What Dads Don't Want for Father's Day
When figuring out what to get Dad this Father’s Day – keep in mind the things that he doesn’t want.
He may not realize it - and retailers will try to convince you otherwise - but according to some experts, Dad really doesn’t want a tie.
“Most guys really don’t want stuff,” said Michael I. Norton, marketing professor at Harvard Business School and coauthor of Happy Money: The Science of Smarter Spending.
Norton says it would make dad much happier to buy him an experience rather than a thing, and then join him in that experience.

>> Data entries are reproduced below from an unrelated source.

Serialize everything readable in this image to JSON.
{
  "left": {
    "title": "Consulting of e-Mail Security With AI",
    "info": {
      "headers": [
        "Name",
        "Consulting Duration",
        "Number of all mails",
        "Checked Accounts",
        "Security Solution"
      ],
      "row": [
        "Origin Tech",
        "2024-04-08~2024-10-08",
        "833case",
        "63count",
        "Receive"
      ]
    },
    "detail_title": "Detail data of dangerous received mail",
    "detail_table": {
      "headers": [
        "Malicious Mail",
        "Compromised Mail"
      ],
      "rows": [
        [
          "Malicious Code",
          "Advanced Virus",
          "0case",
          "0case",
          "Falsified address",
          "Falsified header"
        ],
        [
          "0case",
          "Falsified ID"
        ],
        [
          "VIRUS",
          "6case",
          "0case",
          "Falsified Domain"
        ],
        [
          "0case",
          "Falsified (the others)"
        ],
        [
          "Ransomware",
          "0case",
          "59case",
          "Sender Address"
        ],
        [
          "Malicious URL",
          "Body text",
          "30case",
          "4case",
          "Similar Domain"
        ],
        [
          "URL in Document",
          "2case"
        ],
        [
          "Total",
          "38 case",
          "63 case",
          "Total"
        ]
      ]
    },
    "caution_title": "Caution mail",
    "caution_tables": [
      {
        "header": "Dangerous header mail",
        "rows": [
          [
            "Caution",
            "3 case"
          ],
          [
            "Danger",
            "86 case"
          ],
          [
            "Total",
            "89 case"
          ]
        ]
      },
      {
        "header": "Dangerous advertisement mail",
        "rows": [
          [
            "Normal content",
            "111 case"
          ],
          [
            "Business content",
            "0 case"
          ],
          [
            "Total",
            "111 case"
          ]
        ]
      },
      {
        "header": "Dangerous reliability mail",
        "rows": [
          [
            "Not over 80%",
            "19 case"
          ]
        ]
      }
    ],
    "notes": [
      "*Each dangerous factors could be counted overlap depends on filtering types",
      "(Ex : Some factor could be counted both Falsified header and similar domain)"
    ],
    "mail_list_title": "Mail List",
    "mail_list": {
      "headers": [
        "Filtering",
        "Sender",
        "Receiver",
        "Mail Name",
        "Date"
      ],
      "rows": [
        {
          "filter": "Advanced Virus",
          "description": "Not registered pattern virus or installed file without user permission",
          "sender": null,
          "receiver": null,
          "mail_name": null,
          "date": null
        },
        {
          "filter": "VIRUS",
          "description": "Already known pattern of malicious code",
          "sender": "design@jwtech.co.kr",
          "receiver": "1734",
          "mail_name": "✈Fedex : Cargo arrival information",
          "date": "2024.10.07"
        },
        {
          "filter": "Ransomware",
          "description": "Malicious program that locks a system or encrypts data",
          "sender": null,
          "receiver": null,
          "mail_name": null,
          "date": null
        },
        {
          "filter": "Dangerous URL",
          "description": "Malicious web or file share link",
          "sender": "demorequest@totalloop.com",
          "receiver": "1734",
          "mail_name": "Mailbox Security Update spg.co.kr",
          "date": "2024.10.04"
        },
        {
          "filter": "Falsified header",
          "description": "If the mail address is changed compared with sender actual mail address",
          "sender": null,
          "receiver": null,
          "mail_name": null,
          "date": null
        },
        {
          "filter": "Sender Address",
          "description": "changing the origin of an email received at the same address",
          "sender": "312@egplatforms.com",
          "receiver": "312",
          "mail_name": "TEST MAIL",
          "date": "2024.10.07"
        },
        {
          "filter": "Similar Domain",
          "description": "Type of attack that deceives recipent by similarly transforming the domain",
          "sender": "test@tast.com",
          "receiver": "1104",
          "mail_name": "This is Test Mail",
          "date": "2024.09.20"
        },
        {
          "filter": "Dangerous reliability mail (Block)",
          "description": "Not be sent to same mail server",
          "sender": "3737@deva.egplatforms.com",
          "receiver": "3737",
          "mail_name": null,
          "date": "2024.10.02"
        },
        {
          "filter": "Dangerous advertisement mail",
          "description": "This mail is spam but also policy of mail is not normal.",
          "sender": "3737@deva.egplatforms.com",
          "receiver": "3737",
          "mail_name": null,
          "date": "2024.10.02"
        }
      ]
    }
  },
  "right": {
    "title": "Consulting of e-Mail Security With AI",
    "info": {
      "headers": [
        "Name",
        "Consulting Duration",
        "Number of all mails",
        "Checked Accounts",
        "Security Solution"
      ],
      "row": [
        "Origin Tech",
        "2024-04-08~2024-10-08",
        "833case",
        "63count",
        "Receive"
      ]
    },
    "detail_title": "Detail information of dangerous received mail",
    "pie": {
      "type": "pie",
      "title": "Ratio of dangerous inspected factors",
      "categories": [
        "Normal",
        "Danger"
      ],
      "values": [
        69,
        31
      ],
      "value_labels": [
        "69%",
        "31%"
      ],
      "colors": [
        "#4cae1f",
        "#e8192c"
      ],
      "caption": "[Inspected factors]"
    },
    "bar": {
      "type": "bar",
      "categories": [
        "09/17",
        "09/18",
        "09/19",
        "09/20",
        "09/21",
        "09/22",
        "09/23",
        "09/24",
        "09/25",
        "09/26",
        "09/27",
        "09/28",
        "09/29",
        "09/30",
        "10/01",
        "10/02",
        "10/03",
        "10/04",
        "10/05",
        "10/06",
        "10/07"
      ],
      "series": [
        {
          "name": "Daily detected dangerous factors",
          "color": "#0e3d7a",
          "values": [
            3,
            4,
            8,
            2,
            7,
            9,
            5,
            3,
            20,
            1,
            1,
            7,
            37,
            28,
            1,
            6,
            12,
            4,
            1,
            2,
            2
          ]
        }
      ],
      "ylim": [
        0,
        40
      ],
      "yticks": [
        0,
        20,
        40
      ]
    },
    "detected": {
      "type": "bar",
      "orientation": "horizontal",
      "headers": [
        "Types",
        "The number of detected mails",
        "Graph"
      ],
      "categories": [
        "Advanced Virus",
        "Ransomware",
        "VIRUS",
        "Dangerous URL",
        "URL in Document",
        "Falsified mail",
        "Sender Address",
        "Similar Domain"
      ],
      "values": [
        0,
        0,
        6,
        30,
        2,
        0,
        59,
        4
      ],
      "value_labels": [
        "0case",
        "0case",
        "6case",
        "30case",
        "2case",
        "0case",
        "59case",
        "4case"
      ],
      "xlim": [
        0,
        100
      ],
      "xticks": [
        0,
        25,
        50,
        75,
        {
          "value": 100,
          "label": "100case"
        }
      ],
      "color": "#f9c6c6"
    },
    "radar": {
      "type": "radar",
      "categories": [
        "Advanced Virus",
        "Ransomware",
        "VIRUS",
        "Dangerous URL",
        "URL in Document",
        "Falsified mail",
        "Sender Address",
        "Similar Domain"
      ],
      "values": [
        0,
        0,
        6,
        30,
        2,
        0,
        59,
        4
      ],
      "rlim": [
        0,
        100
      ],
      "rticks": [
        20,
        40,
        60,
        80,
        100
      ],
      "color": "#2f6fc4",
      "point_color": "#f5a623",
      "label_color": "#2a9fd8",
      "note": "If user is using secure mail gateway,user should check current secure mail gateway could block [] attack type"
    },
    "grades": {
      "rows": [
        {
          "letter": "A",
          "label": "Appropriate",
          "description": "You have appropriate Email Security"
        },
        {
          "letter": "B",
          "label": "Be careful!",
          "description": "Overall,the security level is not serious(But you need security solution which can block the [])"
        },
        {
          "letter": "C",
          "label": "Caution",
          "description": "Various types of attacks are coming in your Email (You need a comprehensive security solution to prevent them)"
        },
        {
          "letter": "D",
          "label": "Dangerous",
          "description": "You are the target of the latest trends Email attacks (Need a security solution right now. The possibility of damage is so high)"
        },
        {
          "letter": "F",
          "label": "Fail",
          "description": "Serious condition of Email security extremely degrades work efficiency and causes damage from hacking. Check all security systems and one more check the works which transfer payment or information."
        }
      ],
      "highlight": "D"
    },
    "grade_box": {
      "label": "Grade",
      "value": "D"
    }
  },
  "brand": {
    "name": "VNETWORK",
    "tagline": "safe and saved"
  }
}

Spending time doing something he likes with the people he loves produces the most happiness, according to Norton’s research.
For example, Norton says if your Dad loves golf, get him a round of golf and join him, even if you’re not a fan of the game.
“Remembering the experience is much better than remembering stuff,” he says.
Tickets to a game
It’s a great idea, but only if you’re going with him, said Norton. Sharing any experience ranks much higher on the happiness scale, he said.
According to Scott Steinberg, a trends expert and author of The Modern Parent’s Guide series, “The absolute best gifts are those that bring families together.”
“And you don’t have to spend a lot of money,” he added.
For example, getting him something that reflects his interests, like a gift card to his favorite hardware store, and then take him there so he can share the experience with you, said Steinberg.
While no Dad would dare be unappreciative of something his son or daughter made for him, a thing still doesn’t produce the same lasting happiness as an experience, according to Norton. That’s because the giver knows how much time and effort went into, say, knitting a scarf, but the receiver doesn’t.
For younger kids, making a craft or a meal together would ultimately make dad happier.
Michael Perrucci, a personal fitness trainer in Locust Valley, New York, said his favorite, most memorable gift he received from his 11-year-old son was a coupon book for things like help washing his car.
“One coupon was good for ‘watching Bigfoot shows without my son making fun of me,’” he said. Perrucci liked that his son put thought into finding things he knows he loves to do, and sharing those times with him.
Steinberg says a coupon for a family game night or breakfast together is another great idea.
“The best is the gift of warmth and yourself,” he says, especially in a modern, tech-driven world where physically getting together may seem more challenging than meeting via Facetime or Skype.